Cultivating ReconciliACTION in School Food Programming

Header image: Graphic recording, Tiaré Lani


Join us!

This session is now FULL! Thank you for your interest. To be added to the waitlist, or notified of future offerings, please email us at grants@farmtocafeteriacanada.ca
We are seeking educators and other school food champions involved in school food and food literacy programming to participate in a knowledge transfer pilot series, beginning Monday, February 27th. 
Cultivating ReconciliACTION in School Food Programming

In 2015, the Truth and Reconciliation Commission presented the following 6 actions of ReconciliACTION to assist the public in their work toward Reconciliation in Canada.

  1. Learn the history between Indigenous and non-Indigenous peoples;
  2. Understand the history and legacy of residential schools;
  3. Explore the intersections between treaty, constitutional, Indigenous, and human rights in Canada;
  4. Recognize the rich contributions that Indigenous peoples have made to Canada;
  5. Take action to address historical injustices and present-day wrongs; and
  6. Teach others

We acknowledge that food is a connector and how we approach food in school food systems presents an invaluable opportunity to advance ReconciliACTION in school communities.

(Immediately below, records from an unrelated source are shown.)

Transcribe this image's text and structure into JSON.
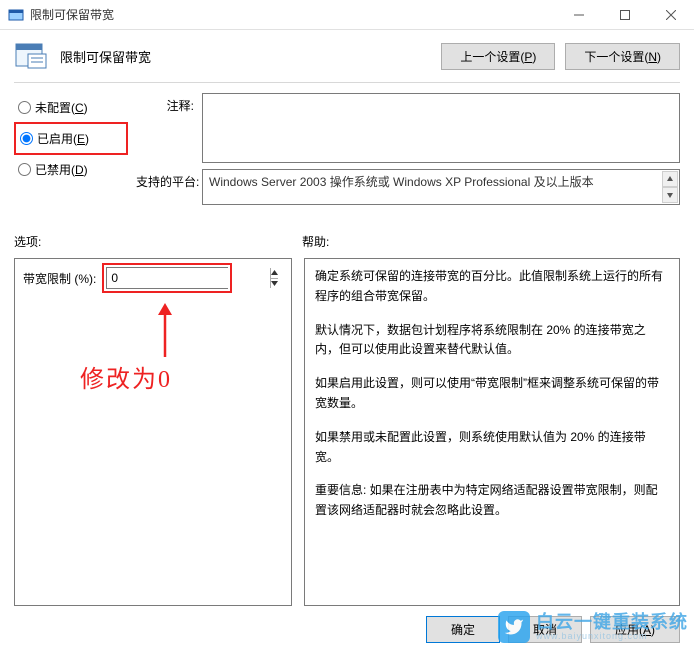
{
  "window": {
    "title": "限制可保留带宽"
  },
  "header": {
    "title": "限制可保留带宽",
    "prev_btn_prefix": "上一个设置(",
    "prev_btn_key": "P",
    "prev_btn_suffix": ")",
    "next_btn_prefix": "下一个设置(",
    "next_btn_key": "N",
    "next_btn_suffix": ")"
  },
  "radios": {
    "not_configured_prefix": "未配置(",
    "not_configured_key": "C",
    "not_configured_suffix": ")",
    "enabled_prefix": "已启用(",
    "enabled_key": "E",
    "enabled_suffix": ")",
    "disabled_prefix": "已禁用(",
    "disabled_key": "D",
    "disabled_suffix": ")",
    "selected": "enabled"
  },
  "labels": {
    "comment": "注释:",
    "platform": "支持的平台:",
    "options": "选项:",
    "help": "帮助:"
  },
  "platform_text": "Windows Server 2003 操作系统或 Windows XP Professional 及以上版本",
  "options": {
    "bandwidth_label": "带宽限制 (%):",
    "bandwidth_value": "0"
  },
  "annotation_text": "修改为0",
  "help": {
    "p1": "确定系统可保留的连接带宽的百分比。此值限制系统上运行的所有程序的组合带宽保留。",
    "p2": "默认情况下，数据包计划程序将系统限制在 20% 的连接带宽之内，但可以使用此设置来替代默认值。",
    "p3": "如果启用此设置，则可以使用“带宽限制”框来调整系统可保留的带宽数量。",
    "p4": "如果禁用或未配置此设置，则系统使用默认值为 20% 的连接带宽。",
    "p5": "重要信息: 如果在注册表中为特定网络适配器设置带宽限制，则配置该网络适配器时就会忽略此设置。"
  },
  "footer": {
    "ok": "确定",
    "cancel": "取消",
    "apply_prefix": "应用(",
    "apply_key": "A",
    "apply_suffix": ")"
  },
  "watermark": {
    "line1": "白云一键重装系统",
    "line2": "www.baiyunxitong.com"
  }
}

Committed to educating ourselves and transitioning from Reconciliation to ReconciliACTION, Farm to Cafeteria Canada (F2CC) is pleased to offer Cultivating ReconciliACTION in School Food Programming, a 3-part pilot series beginning Monday, February 27th at 3:00-4:30 pm EST.  Sessions two and three will be held Mondays at the same time, March 27th and April 24th. 

Through this series, we invite participants on a shared learning journey to explore how to get started or advance Truth and Reconciliation in their school food and food literacy activities or programs.

Who should attend?

This 3-part series is intended for non-Indigenous educators and other school food champions who are directly working or volunteering with students on school food (e.g. snack or meal programs) and Edible Education initiatives (e.g. farm to school or local food to school programs, land-based learning, school gardens, cooking programs, outdoor education) at K-12 schools across Canada.

What to expect

This series will take place over 3 months – February, March and April 2023. One 90-minute session will be hosted monthly, and each session will build on the previous one.  It is our goal to create a safe space to reflect, share, encourage and learn together with a humble and respectful attitude from our uncertainties, failures, and achievements in the school food context. 

Some preparation and reflection activities will also be encouraged for each session. Registrants are asked to commit to attending all 3 sessions and to provide feedback on their experience. 

Please note: This series will be facilitated by non-Indigenous people on their own learning journey. In the endless process of unlearning and re-learning, we all are at different stages, and the series is NOT intended as a replacement for cultural sensitivity training or other important teachings that Indigenous people should lead.

This series is FREE to attend and will take place via Zoom. 
Space is limited and is first-come, first-serve! 
This session is now FULL and no longer accepting registrations. If you would like to be added to the waitlist or notified of future offerings, please send an email to grants@farmtocafeteriacanada.ca 
Why we’re hosting this series

Farm to Cafeteria Canada exists to transform how food is experienced, learned and celebrated in all schools across Canada. We envision meaningful school food environments where all students feel welcomed and nourished in body, mind and spirit.  

As a settler-led organization, we believe that revisiting the country’s history and reflecting on the role we play as a community in building relationships with Indigenous people is necessary to improve the future of Canada.  We also acknowledge that Canada’s colonial history includes many traumas created by both residential schools and harms done through food, and many of these systems persist today. 

In our commitment and journey to advancing ReconciliACTION in our own work, we have both an opportunity and a responsibility to use our platforms to support the broader F2CC community to do the same.  

We’ve received growing interest from non-Indigenous school food champions across the country to have a space to convene, share and learn together on their journeys to reconciliation. This pilot series is a response to that interest.